Гроба уже не было. Окна распахнуты настежь, две уборщицы моют полы. Чавканье и плеск воды, резкий запах лизола и мыла, сдвинутая со своих мест мебель, нестерпимый электрический свет, бесцеремонно заглядывающий во все углы.
На миг Лилиан показалось, что она ошиблась дверью. Но тут взгляд ее упал на плюшевого медвежонка, заброшенного на шкаф – это был талисман Агнессы, ее любимая игрушка.
– Ее что, уже увезли? – спросила она.
Одна из уборщиц выпрямилась.
– В седьмую перенесли. Нам тут убираться надо. Завтра с утра новенькая заезжает.
– Спасибо.
Лилиан осторожно прикрыла за собой дверь. Знает она седьмую палату: крохотная каморка возле грузового лифта. Туда кладут всех покойников, чтобы ночью без лишнего шума на грузовом лифте спустить вниз. «Как чемоданы», подумала Лилиан. И срочно лизолом и мылом изничтожить последние следы умершего.
В седьмой палате зато свет был выключен. И свечи унесли. Гроб стоял закрытый, узенькое фарфоровое личико и яркие рыжие локоны подруги навсегда прихлопнула тяжелая крышка, которую уже успели привинтить болтами. Все было готово к транспортировке. Цветы, вынутые из гроба, снопом сложены рядом на столе, завернутые в специальную клеенку с кольцами и шнуровкой, чтобы удобнее прихватить сразу всю охапку. Тут же, аккуратной стопкой, как шляпы в салоне модистки, лежали венки. Шторы не задернуты, окна настежь. В безмолвную, выстуженную каморку заглядывала луна.

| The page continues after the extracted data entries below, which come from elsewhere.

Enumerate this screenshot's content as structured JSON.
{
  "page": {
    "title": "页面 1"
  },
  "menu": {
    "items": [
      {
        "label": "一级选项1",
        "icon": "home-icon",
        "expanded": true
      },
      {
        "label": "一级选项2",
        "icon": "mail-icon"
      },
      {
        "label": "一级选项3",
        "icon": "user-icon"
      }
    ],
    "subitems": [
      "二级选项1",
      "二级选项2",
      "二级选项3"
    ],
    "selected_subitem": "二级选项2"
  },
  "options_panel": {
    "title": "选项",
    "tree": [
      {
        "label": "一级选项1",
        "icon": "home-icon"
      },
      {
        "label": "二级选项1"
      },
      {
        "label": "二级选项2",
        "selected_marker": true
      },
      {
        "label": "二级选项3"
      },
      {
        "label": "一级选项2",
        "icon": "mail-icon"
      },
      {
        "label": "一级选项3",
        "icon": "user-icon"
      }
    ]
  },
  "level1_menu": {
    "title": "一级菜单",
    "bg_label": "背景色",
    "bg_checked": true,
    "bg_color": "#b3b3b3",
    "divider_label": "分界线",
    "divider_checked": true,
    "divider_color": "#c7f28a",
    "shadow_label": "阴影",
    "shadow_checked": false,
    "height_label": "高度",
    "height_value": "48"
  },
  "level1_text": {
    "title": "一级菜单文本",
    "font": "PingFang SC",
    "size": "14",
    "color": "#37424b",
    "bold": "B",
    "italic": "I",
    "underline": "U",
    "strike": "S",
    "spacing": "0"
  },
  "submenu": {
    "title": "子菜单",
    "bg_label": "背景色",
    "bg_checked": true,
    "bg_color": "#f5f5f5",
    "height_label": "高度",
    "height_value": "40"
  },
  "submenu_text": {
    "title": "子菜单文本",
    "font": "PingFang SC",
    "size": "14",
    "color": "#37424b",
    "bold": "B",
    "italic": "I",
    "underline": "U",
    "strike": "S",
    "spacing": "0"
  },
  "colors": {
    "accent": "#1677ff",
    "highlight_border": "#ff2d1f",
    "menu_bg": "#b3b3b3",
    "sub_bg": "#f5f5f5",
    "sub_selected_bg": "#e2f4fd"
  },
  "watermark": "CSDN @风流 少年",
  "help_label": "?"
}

Лилиан всего-навсего хотела еще раз взглянуть на Агнессу. Опоздала. Теперь уже никто не увидит бледное личико в ореоле огненных волос, все то, что когда-то было Агнессой Зоммервиль. Сегодня же ночью, тайком ото всех, гроб спустят вниз и на санях отвезут в крематорий. Там, внезапно охваченный жаром пламени, он загорится, огненные волосы, с треском рассыпая искры, вспыхнут снова, теперь уже в последний раз, окоченевшее тело в горниле топки приподнимется, даже привстанет слегка, как будто оживая заново, – и распадется в ничто, оставляя после себя пригоршню праха и зыбкое облачко смутных воспоминаний.